Lastly, the annual audit requirement can be satisfied using requirements consistent with the current custody rule, rather than through a new set of requirements as proposed. Given this, earlier today, the Commission reopened for public comment our February 2023 safeguarding proposal.

Today’s final rules will promote private fund advisers’ efficiency, competition, integrity, and transparency.

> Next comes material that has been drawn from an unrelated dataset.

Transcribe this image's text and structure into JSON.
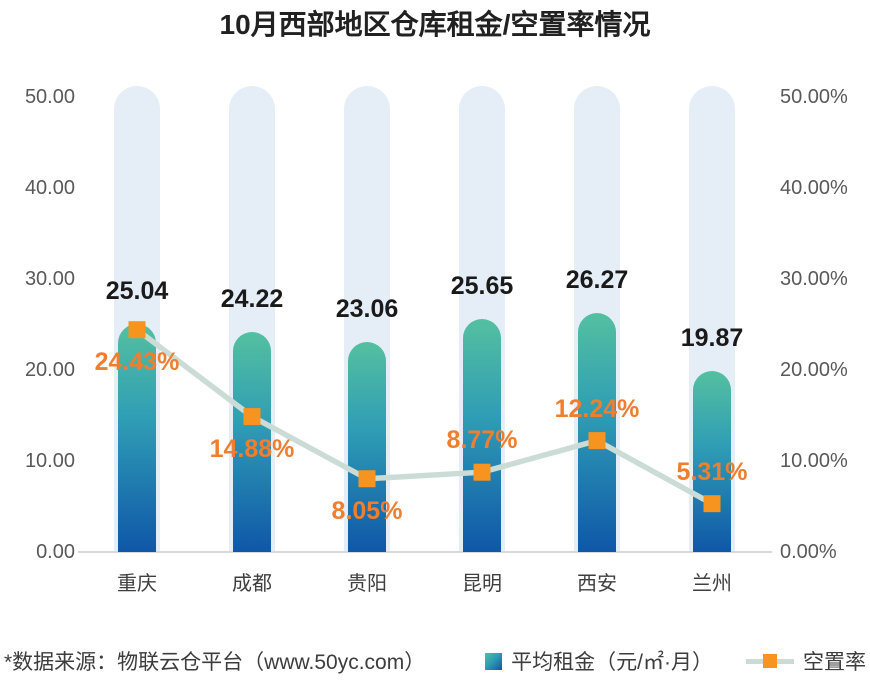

That benefits investors, issuers, and the markets alike.

I’d like to thank the members of the SEC staff who worked on these final rules, including:

  • William Birdthistle, Sarah ten Siethoff, Melissa Harke, Adele Murray, Marc Mehrespand, Tom Strumpf, Tim Dulaney, Trevor Tatum, Shane Cox, Robert Holowka, and Neema Nassiri in the Division of Investment Management;
  • Meridith Mitchell, Natalie Shioji, Jeff Berger, Robert Bagnall, and Amy Scully in the Office of the General Counsel;
  • Jessica Wachter, Ross Askanazi, Alexander Schiller, Charles Woodworth, Justin Vitanza, Lauren Moore, Michael Davis, Kevin Polzien, Daniel James Chapman, and Ralph Bien-Aime in the Division of Economic and Risk Analysis;
  • Brandon Figg and Rolaine Bancroft from the Division of Corporation Finance;
  • Christopher Mulligan and Daniel Faigus in the Division of Examinations;
  • Kimberly Frederick and Nikolay Vydashenko in the Division of Enforcement;
  • Paul Munter, Natasha Guinan, Diana Stoltzfus, Jonathan Wiggins, Anita Doutt, Gaurav Hiranandani, Shehzad Niazi, Steven Kenney, Erin Nelson, and Taylor Pross in the Office of the Chief Accountant; and
  • Paul Gumagay, Kathleen Hutchinson, and Morgan Macdonald in the Office of International Affairs.

ENDNOTES

[1] Section 913(g)(2) of the Dodd-Frank Act added section 211(h) to the Advisers Act.

[2] See, e.g., Advisers Act sections 206 and 204.

[3] The adopting release states the SEC’s existing view that seeking indemnification for an adviser breaching its federal fiduciary duty operates as a waiver and is invalid under the Advisers Act.

This statement was issued on August 23, 2023, by Gary Gensler, chair of the U.S. Securities and Exchange Commission, in Washington, D.C.